Fault-tolerant resource estimation using graph-state compilation on a modular superconducting architecture
- URL: http://arxiv.org/abs/2406.06015v1
- Date: Mon, 10 Jun 2024 04:30:48 GMT
- Title: Fault-tolerant resource estimation using graph-state compilation on a modular superconducting architecture
- Authors: S. N. Saadatmand, Tyler L. Wilson, Mark Field, Madhav Krishnan Vijayan, Thinh P. Le, Jannis Ruh, Arshpreet Singh Maan, Ioana Moflic, Athena Caesura, Alexandru Paler, Mark J. Hodson, Simon J. Devitt, Josh Y. Mutus,
- Abstract summary: Development of fault-tolerant quantum computers (FTQCs) is gaining increased attention within the quantum computing community.
We present a resource estimation framework and software tool that estimates the physical resources required to execute specific quantum algorithms.
This tool can predict the size, power consumption, and execution time of these algorithms at as they approach utility-scale.
- Score: 30.01663013636363
- License: http://creativecommons.org/licenses/by/4.0/
- Abstract: The development of fault-tolerant quantum computers (FTQCs) is gaining increased attention within the quantum computing community. Like their digital counterparts, FTQCs, equipped with error correction and large qubit numbers, promise to solve some of humanity's grand challenges. Estimates of the resource requirements for future FTQC systems are essential to making design choices and prioritizing R&D efforts to develop critical technologies. Here, we present a resource estimation framework and software tool that estimates the physical resources required to execute specific quantum algorithms, compiled into their graph-state form, and laid out onto a modular superconducting hardware architecture.
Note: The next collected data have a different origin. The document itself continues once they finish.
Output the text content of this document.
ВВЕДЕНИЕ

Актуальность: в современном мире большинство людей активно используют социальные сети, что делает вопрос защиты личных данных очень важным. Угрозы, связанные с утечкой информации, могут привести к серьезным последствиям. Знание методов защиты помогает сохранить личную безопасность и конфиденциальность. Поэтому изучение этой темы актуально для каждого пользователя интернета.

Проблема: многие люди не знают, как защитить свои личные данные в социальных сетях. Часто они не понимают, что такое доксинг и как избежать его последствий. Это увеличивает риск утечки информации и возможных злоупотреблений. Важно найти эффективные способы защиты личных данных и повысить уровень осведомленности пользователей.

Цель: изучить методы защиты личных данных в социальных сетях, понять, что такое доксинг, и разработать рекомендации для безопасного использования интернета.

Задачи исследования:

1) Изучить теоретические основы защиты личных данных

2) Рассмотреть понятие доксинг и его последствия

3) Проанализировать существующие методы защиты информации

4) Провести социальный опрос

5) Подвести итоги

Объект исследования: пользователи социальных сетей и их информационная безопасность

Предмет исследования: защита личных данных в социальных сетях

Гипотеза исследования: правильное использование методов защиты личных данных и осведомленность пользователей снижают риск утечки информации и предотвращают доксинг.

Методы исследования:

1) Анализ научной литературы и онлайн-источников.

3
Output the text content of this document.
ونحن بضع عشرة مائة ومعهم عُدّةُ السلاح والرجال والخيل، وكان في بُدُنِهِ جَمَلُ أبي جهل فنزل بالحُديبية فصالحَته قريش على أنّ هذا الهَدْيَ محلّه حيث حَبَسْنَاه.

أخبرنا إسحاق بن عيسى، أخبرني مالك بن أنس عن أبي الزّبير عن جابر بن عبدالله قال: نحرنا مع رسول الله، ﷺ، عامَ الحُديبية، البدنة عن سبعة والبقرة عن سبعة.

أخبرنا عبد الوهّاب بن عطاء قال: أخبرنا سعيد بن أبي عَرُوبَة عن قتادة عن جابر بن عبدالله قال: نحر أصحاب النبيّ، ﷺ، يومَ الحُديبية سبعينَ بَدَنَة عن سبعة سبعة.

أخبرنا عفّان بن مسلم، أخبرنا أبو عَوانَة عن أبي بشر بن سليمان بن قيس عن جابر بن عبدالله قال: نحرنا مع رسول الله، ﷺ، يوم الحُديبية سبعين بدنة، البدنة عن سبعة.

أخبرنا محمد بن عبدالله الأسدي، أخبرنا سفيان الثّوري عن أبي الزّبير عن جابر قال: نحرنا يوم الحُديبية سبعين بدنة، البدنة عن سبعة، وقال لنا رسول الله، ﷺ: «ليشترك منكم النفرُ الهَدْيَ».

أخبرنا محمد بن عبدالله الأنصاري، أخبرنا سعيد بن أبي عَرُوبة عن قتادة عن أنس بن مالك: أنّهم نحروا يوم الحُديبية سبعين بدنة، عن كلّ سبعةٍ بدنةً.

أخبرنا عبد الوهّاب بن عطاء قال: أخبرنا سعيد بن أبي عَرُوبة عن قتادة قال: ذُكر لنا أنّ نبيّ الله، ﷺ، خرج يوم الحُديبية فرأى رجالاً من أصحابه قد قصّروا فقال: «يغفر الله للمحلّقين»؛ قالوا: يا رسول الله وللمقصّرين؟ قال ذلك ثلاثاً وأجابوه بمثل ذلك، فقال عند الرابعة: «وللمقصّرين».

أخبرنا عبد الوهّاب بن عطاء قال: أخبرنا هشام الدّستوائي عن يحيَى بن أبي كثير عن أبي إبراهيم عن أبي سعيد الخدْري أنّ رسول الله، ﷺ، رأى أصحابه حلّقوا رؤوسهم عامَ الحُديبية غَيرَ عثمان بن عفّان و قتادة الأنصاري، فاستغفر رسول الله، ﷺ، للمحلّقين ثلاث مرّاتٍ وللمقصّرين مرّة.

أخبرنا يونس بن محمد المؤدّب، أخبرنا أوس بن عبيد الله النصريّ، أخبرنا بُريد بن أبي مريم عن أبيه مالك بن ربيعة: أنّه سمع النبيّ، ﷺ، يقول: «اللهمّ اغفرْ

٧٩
This tool can predict the size, power consumption, and execution time of these algorithms at as they approach utility-scale according to explicit assumptions about the system's physical layout, thermal load, and modular connectivity. We use this tool to study the total resources on a proposed modular architecture and the impact of tradeoffs between and inter-module connectivity, latency and resource requirements.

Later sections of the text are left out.